To bridge the digital divide, many researchers and practitioners have recommended the use of internet kiosks known variously as telecenters, information kiosks, internet access points, community technology centers, and cybercafés (Schware, 2007) to provide subsidized or free ICT access to underserved populations. Internet kiosks allow public to access information and services on the internet and they have been set up in various countries. For example, in Nigeria, the Owerri Digital Village was launched in 2001 to provide youths with technology tools and resources for learning (Ugwuegbu, 2003).
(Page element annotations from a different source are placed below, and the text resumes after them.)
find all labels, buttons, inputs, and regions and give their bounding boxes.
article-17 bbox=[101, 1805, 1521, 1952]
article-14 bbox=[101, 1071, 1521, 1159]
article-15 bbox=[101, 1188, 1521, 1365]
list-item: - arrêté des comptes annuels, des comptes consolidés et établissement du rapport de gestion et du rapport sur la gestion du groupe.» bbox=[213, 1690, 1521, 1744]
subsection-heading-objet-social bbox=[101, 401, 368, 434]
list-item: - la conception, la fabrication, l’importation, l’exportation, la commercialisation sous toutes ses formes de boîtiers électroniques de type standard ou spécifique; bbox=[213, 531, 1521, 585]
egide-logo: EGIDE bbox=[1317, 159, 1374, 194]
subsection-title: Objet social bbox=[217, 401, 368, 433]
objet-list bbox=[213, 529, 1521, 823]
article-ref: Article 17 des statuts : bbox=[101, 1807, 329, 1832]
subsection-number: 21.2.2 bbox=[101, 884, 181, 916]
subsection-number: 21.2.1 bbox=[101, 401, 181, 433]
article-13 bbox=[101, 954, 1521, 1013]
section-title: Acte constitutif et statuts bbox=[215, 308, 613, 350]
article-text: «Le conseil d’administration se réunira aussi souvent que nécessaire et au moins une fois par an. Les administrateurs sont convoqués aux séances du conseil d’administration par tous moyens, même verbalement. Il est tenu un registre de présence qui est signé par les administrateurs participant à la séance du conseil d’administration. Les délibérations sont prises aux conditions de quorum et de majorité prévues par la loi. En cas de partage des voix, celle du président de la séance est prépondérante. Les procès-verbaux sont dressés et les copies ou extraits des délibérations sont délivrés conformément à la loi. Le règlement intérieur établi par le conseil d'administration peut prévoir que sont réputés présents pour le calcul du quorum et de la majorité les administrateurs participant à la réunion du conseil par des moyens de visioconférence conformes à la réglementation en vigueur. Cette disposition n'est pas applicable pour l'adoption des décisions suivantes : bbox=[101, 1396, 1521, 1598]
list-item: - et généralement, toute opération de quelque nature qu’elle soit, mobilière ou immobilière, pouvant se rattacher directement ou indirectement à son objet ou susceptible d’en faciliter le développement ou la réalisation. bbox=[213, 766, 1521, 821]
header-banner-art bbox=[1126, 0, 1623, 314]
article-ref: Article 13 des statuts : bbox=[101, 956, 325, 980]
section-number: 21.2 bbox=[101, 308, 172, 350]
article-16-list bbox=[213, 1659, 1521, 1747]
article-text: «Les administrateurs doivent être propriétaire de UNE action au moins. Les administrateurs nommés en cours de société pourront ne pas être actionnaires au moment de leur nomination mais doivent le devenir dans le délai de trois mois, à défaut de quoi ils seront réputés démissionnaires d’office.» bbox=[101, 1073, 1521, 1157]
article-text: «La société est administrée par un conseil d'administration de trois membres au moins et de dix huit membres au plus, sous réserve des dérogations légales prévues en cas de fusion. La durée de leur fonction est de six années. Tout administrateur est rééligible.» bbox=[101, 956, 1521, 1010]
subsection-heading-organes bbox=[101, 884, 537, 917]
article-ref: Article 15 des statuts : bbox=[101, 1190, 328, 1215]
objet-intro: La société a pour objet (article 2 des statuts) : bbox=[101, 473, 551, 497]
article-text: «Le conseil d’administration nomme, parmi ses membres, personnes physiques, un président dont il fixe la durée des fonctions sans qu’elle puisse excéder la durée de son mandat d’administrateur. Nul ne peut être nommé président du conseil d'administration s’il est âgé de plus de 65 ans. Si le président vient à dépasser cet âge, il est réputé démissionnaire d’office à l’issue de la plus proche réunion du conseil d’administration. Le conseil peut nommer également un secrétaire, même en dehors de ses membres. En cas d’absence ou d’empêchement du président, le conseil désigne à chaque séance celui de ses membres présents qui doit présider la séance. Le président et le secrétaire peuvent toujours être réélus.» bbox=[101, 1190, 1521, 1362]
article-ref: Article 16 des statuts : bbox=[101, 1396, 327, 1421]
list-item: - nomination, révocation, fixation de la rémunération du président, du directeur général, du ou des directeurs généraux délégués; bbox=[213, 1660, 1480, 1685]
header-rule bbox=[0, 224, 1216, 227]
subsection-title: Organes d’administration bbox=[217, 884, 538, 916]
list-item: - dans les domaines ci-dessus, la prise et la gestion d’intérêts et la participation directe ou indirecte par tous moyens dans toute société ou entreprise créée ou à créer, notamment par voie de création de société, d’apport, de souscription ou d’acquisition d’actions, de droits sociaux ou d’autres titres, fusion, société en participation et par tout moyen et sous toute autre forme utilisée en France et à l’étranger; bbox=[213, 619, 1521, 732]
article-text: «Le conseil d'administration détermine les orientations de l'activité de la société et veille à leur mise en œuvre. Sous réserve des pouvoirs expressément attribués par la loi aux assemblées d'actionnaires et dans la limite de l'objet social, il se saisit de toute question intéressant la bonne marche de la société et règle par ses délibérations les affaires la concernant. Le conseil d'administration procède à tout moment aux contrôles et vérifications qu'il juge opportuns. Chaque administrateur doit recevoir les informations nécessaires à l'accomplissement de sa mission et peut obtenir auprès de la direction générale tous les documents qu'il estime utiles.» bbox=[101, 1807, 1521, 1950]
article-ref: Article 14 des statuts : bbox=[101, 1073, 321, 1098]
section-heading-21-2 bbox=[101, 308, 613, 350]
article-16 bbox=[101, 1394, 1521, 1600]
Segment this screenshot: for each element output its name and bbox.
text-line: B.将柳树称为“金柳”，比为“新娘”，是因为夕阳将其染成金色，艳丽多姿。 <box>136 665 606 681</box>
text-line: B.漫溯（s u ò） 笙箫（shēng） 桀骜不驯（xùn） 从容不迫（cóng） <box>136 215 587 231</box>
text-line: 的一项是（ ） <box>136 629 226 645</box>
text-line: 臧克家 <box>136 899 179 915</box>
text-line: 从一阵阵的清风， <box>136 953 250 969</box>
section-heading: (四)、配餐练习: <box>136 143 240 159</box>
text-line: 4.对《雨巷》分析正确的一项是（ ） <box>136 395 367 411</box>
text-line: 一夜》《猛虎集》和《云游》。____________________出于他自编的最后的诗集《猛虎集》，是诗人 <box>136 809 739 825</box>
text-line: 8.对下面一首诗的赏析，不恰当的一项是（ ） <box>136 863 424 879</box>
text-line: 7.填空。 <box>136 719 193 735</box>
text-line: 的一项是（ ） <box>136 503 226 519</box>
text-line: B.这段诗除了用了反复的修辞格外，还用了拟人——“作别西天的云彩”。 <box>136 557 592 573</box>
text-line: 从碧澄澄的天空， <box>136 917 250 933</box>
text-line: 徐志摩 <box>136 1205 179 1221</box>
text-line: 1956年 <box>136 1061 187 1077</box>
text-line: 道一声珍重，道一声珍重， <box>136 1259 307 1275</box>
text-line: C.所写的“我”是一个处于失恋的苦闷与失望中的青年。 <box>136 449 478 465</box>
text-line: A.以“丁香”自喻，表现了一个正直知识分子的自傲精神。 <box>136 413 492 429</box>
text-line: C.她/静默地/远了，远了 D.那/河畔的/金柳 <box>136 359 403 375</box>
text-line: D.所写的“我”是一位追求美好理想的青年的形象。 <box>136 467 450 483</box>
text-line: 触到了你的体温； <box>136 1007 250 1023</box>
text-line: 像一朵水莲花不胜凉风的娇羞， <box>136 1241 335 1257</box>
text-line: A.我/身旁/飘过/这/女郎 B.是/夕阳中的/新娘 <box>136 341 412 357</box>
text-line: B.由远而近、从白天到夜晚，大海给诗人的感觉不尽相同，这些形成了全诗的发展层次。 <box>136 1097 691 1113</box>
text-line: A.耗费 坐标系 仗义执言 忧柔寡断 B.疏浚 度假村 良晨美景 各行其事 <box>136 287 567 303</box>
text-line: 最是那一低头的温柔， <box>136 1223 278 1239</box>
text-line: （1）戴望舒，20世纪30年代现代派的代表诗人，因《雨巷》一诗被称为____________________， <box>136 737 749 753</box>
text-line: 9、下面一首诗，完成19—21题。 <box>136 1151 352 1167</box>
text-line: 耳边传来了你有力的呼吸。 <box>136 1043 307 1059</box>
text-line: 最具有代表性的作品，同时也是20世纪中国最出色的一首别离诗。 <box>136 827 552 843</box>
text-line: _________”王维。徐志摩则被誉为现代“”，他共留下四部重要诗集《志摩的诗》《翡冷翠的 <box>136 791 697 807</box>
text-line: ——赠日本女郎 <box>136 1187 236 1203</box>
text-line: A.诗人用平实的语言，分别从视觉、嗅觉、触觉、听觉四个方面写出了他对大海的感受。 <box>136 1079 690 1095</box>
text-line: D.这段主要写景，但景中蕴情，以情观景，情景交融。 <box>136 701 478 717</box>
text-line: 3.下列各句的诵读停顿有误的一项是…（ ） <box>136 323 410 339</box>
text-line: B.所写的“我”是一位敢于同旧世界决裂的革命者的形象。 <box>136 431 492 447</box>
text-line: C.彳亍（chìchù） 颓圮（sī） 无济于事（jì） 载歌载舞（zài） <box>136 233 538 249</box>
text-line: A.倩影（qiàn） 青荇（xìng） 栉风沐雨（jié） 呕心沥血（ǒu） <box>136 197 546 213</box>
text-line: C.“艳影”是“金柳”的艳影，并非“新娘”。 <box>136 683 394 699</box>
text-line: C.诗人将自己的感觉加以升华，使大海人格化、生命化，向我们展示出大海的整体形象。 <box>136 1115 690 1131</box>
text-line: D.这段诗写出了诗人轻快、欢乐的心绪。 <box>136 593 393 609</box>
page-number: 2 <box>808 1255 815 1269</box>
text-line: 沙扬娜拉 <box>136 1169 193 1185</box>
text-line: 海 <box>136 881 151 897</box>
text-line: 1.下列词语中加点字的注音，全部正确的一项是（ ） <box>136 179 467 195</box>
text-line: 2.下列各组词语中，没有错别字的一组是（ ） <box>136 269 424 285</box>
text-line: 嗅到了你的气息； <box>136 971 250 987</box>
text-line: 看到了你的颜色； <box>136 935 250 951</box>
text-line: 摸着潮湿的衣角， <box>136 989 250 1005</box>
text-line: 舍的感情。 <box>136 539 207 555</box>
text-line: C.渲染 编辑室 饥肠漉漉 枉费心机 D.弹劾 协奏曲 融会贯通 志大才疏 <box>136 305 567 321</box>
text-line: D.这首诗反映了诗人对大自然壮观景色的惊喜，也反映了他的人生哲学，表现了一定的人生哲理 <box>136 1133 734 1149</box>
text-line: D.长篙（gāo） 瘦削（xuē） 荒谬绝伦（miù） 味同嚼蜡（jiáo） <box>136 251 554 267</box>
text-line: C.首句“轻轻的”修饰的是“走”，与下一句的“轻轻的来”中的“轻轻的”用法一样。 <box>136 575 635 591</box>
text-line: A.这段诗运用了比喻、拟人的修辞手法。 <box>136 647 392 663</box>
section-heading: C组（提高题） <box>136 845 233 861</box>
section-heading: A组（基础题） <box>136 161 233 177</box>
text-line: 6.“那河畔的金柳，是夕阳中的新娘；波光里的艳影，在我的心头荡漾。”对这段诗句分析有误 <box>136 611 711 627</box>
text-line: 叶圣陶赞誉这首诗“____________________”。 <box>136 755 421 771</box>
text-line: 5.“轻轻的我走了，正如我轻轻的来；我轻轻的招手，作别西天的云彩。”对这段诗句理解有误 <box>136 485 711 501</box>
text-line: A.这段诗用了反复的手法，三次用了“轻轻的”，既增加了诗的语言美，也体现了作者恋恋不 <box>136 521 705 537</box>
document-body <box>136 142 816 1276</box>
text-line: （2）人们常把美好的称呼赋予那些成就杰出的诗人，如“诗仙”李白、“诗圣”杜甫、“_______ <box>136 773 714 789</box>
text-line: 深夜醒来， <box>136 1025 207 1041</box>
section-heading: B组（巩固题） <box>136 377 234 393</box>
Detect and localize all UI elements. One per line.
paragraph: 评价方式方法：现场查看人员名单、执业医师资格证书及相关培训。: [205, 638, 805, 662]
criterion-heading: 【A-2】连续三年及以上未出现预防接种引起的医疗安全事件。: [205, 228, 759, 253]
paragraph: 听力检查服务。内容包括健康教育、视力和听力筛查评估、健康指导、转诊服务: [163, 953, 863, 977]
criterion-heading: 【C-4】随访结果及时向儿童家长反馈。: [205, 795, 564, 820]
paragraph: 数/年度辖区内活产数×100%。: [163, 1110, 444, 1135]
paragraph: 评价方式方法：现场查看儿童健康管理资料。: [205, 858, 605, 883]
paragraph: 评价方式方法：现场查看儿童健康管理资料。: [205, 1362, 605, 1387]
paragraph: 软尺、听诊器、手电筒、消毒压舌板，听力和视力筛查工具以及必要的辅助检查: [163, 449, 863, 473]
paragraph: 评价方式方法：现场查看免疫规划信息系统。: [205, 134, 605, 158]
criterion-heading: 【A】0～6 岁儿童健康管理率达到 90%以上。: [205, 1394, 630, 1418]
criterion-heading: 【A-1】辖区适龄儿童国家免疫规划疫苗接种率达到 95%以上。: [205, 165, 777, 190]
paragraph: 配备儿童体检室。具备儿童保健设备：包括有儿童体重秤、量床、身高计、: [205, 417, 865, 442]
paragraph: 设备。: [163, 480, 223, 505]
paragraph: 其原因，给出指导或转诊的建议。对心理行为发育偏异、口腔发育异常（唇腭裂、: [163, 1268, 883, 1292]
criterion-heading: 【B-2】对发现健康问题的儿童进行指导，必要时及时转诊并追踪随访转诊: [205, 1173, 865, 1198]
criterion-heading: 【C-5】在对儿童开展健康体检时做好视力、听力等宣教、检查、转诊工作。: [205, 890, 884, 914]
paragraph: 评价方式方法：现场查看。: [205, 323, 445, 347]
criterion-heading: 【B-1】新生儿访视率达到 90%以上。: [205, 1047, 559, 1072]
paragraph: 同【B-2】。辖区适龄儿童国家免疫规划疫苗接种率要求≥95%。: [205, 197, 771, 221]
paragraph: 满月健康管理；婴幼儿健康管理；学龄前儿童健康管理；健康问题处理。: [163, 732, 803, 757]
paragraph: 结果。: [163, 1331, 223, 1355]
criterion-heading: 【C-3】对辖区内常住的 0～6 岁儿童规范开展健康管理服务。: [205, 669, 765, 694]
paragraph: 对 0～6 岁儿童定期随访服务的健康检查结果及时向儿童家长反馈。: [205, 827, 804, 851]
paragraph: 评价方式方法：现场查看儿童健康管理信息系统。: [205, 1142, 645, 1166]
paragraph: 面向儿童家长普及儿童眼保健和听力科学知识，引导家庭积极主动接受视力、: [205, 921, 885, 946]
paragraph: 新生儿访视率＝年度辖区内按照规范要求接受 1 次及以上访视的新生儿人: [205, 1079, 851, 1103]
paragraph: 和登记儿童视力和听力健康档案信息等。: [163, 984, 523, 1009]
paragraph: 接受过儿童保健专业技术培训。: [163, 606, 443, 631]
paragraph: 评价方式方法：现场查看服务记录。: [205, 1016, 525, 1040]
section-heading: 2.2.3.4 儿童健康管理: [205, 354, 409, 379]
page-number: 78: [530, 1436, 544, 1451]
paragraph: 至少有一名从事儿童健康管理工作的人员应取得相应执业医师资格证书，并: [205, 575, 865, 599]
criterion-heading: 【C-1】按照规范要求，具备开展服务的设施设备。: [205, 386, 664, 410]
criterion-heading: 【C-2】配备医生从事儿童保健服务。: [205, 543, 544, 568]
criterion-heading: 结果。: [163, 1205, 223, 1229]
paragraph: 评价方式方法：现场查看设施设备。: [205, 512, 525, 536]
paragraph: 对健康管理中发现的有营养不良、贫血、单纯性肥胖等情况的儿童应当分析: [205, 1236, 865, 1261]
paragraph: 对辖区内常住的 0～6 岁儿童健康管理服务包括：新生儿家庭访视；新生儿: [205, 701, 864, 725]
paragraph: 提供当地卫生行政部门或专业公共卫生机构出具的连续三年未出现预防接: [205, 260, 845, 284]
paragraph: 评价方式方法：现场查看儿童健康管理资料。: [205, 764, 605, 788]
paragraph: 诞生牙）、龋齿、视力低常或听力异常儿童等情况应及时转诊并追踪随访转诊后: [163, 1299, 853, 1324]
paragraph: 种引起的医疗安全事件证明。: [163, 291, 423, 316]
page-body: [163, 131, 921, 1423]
In India, the Prime Minister’s Office initiated the Warana Wired Village Project to increase efficiency of cooperative societies by providing agricultural, medical, and educational information to 70 villages (Das & Narayanan, 2005). In the developed world as well, the government of Denmark sponsored several public policy projects to increase internet use among the elderly population (Jaeger, 2004). In North America, Canadian libraries provide public internet access that served as the main access point for about 8% of Canadians (Umbach, 2004). Despite substantial investments in internet kiosks around the world, users’ perceptions about them remain unknown and empirical studies that provide more generalizable understanding are few. It is important to study internet kiosks in its own right because unlike personal computers, they are installed at public locations and shared among rather than owned by individual users. Issues such as convenience of location and cost of access are likely to be more prevalent and findings related to personal computers may not always be directly relevant.

This study investigates the individual and situational determinants of individuals’ use of public internet kiosks. Although providing ICT access through internet kiosks is an important and necessary first step to narrow the digital divide, it is not sufficient to alleviate the problem as the benefits of ICT can only be reaped when it is accepted and utilized by targeted users. In addition, initiatives to provide ICT access can only be economically viable and sustainable in the long term if demand is able to generate sufficient revenue to cover the costs of providing the service. Existing individual-level studies in the digital divide context have tended to focus on examining the demographic characteristics of users such as gender, income, and level of education on technology use (e.g., Rice & Katz, 2003). Other studies have investigated the topic less directly by analyzing patterns of use (e.g., Akhter, 2003) and identifying benefits of using ICT (e.g., Locke, 2005). This study expands this body of knowledge by examining the determinants of individuals’ ICT use based on technology acceptance theories and social cognitive theory.